Verdi et Michel-Ange
Le metteur en scène Paolo Miccichè avait fait spécialement le voyage depuis l'Italie pour venir parler de sa vision du Requiem de Verdi. Rebaptisée Le jugement dernier, cette proposition pour le moins originale «va plus loin que la simple mise en image du Requiem de Verdi, a-t-il expliqué. Il s'agit d'une nouvelle dramaturgie qui unit l'oeuvre de Verdi à celle de Michel-Ange».
Des projections reproduisant les détails des fresques qui ornent le plafond de la chapelle Sixtine font partie intégrante du spectacle. Le résultat promet d'être spectaculaire.
Déjà, le Requiem tient beaucoup plus de l'opéra que de la liturgie, fait valoir le metteur en scène. Grâce au concept visuel qui vient s'y greffer, c'est une sorte d'immersion dans l'oeuvre qui attend les spectateurs, les 1er, 3 et 4 août à 20h, à la salle Louis-Fréchette. «Les gens ne viendront pas s'asseoir pour entendre un concert, a assuré M. Miccichè. On ne leur fera pas la visite guidée de la chapelle Sixtine non plus.»
Le jugement dernier a déjà été présenté à Cannes et à Moscou. On profite de la reprise du spectacle à Québec pour apporter des améliorations. «Nous ferons un pas de plus vers la réalisation du plan original», a promis le metteur en scène. Pour la première fois, les quatre solistes et la soixantaine de choristes réunis sur scène porteront des costumes. Tous chanteront sans partitions, de sorte qu'ils donneront l'impression de baigner au milieu des projections.

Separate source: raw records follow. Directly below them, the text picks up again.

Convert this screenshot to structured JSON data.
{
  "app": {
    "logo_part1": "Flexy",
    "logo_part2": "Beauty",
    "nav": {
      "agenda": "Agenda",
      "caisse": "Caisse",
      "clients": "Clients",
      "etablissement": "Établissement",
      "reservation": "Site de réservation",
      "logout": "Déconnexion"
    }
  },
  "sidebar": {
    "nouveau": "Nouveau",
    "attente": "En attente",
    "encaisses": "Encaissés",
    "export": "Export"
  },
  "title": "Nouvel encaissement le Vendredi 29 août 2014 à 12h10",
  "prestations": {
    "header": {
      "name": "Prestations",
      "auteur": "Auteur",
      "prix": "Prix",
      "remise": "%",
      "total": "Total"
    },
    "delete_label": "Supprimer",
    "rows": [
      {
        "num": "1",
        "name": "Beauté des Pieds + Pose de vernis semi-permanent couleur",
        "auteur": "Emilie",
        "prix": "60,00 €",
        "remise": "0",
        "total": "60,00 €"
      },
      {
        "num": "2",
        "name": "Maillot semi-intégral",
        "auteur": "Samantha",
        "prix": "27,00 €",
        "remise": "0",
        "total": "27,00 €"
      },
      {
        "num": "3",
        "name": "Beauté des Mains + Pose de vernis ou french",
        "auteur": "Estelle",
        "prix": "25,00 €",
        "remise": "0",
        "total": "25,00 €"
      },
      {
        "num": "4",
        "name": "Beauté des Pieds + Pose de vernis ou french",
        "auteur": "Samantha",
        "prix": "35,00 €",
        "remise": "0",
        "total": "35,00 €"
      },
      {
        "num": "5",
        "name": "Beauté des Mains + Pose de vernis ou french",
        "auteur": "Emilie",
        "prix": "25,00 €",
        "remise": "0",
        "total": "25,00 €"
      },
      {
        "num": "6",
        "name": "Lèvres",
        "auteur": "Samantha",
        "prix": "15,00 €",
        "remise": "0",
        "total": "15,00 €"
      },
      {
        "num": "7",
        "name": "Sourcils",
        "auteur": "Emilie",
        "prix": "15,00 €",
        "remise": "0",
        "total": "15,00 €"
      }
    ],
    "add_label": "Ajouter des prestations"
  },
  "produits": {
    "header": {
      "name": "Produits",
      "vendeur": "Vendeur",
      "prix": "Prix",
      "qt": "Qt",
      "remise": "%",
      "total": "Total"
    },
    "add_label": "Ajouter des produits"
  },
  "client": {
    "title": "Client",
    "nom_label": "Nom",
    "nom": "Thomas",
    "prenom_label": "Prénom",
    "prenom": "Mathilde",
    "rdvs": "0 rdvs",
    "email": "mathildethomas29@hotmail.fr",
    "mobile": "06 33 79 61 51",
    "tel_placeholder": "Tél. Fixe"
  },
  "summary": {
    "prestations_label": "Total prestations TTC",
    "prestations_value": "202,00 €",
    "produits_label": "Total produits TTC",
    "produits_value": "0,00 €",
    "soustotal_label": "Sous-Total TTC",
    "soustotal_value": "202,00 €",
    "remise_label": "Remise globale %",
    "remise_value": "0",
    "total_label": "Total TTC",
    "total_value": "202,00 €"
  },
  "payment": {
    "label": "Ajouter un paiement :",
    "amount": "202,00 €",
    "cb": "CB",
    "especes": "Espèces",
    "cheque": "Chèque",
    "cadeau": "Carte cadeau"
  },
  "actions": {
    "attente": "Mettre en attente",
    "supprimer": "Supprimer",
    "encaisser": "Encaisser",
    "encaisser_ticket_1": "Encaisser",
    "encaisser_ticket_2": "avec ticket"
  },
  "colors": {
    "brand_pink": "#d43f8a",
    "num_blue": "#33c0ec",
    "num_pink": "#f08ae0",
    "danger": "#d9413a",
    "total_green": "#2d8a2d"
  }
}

L'Orchestre symphonique de Québec accompagnera les chanteurs depuis la fosse. La soprano américaine Latonia Moore, la mezzo-soprano grecque Eleni Matos, le ténor italien Manrico Tedeschi et la basse brésilienne Luiz Ottavio Faria seront les solistes. Le chef Jacques Lacombe, à qui on avait initialement confié la direction musicale du spectacle, a dû se désister. Son remplaçant n'a pas encore été choisi.
Violons du Roy
Le coup d'envoi sera donné le 23 juillet à 20h à la salle Raoul-Jobin. En compagnie des Violons du Roy et du chef Bernard Labadie, deux brillants jeunes chanteurs, la soprano allemande Sophia Brommer et le contre-ténor australien David Hansen, interpréteront des airs tirés des opéras de Vivaldi et de Handel.
Plusieurs activités seront par ailleurs de retour, notamment la Brigade lyrique, qui sillonnera comme à son habitude les différents parcs de la ville à raison de deux prestations par jour. La Chapelle du Musée de l'Amérique francophone accueillera Wagner à l'apéro, un rendez-vous gratuit animé par George Nicholson en compagnie du ténor Guy Lessard et de ses partenaires de Tempêtes et Passions. À la Maison Jaune, un groupe de jeunes chanteurs présenteront La plus belle fleur du jardin impérial, un opéra d'inspiration chinoise écrit par la chanteuse Nathalie Magnan et s'adressant aux enfants et aux jeunes ados.